Pictured here with some of her family is a woman named Harriet Smith. Harriet claimed that she was among the last to be born into slavery at Tuckahoe during the Allen period of ownership. She is thought to have been born in June of 1853 to parents Ellen Anderson Smith and Ed Smith.
Ellen is first noted on an account list of Edwin Wight’s estate in 1850. She and her child, Nancy, were listed with a valuation of $500. After Joseph Allen purchased Tuckahoe, they appear on another list later that year along with four other of Ellen’s children (Daniel, Jane, Dilsey, and Jordan). On this 1850 list, all are noted to have the last name of Anderson. Who the father of any of these children was remains unclear. By 1856, it appears that Ellen had started a family with another enslaved man named Ed Smith. From this point, Ellen and her children are listed with the last name Smith. Two other children are born in this decade including Harriet and her brother, Andrew.
During the 1850s, Ellen is listed as having served as the cook which would have been a difficult and demanding position. Ellen would have been spending much of her time in the Old Kitchen building along Plantation Street which means that she and her family likely lived nearby in one of the slave cabins. In 1915, H. Coolidge (a member of the family that owned the property at the time) went to visit Harriet and spoke with her about her childhood at Tuckahoe. It is said that she had a clear recollection of growing up in the second quarter from the kitchen building (which would be the North Cabin). Though never explicitly stated, it is assumed that Harriet would have worked out in the fields with her father and siblings after she had reached a certain age. As a young child, she likely would have been put in charge of simpler tasks like running errands, feeding livestock, and perhaps assisting her mother in the kitchen.

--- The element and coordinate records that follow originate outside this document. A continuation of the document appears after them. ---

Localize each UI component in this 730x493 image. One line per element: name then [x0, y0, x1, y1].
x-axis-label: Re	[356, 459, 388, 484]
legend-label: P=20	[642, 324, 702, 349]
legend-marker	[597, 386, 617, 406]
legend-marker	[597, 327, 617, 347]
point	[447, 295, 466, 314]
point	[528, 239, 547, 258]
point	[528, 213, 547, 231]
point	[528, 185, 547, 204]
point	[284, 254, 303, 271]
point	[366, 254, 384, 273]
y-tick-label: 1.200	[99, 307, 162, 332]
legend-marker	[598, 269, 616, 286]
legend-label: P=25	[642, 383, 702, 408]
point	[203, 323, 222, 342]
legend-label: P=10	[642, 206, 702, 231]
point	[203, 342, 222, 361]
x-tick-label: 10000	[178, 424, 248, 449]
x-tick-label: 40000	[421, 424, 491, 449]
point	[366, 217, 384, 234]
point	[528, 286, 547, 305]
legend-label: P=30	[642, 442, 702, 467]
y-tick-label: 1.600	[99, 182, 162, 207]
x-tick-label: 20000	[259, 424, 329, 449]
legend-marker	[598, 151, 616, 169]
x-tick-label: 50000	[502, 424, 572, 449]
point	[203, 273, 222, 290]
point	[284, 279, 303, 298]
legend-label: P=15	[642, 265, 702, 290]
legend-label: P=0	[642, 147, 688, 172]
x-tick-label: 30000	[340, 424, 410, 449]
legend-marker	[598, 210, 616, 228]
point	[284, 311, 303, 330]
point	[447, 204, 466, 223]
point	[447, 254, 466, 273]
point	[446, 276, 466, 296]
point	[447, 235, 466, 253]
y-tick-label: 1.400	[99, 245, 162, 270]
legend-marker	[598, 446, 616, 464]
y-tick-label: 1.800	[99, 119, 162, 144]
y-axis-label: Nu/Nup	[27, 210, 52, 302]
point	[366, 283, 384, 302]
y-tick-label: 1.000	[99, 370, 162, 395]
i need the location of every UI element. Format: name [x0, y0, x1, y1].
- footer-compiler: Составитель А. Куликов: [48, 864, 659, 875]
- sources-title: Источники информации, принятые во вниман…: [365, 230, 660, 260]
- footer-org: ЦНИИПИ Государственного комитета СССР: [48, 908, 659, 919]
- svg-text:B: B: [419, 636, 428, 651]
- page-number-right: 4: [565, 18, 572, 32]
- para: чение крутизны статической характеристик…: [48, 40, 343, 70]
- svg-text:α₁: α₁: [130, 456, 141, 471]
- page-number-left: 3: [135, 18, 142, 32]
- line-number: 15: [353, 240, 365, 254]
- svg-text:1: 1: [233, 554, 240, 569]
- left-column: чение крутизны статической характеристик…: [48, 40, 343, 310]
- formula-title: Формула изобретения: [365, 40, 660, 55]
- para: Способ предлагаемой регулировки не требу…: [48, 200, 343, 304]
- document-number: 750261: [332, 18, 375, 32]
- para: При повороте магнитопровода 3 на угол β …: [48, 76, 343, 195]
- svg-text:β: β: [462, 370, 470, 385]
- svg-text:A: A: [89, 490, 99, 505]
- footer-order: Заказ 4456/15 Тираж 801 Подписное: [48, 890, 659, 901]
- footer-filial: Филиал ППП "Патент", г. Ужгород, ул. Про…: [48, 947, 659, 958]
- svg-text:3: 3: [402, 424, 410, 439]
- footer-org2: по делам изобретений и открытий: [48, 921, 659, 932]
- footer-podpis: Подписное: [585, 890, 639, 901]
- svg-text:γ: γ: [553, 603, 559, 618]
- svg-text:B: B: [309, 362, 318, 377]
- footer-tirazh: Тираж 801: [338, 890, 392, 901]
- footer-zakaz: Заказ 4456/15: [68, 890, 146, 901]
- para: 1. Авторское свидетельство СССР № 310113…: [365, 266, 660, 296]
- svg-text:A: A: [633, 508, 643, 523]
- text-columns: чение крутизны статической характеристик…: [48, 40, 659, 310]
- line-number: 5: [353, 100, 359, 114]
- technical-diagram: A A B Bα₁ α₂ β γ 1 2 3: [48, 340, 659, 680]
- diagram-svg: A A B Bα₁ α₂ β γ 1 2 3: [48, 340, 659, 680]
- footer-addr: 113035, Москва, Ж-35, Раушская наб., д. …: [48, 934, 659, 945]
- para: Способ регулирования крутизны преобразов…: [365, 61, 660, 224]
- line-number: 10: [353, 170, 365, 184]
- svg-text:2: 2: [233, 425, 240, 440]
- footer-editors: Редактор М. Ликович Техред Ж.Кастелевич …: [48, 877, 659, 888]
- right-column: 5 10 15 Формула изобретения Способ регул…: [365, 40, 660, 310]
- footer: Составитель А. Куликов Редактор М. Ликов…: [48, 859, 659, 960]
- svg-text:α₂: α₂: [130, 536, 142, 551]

At the time of the Coolidge visit, Harriet’s home was “on the Gayton Road near the negro church”. Several members of her family were living with her at the time including her husband, Dabney Wesley who she referred to as “the ditcher”. According to census records, the couple married around 1867 meaning Harriet would have been around 14 years old. They had at least nine children together and are thought to have continued to work at Tuckahoe as paid servants after the Civil War.
Records show that Harriet passed away on April 7, 1926 at the age of 70. The cause of death simply as “old age”. Some of Harriet’s family including Dabney (who had died in 1919) and quite possibly Harriet herself are thought to be buried at a church just a short ways from Tuckahoe.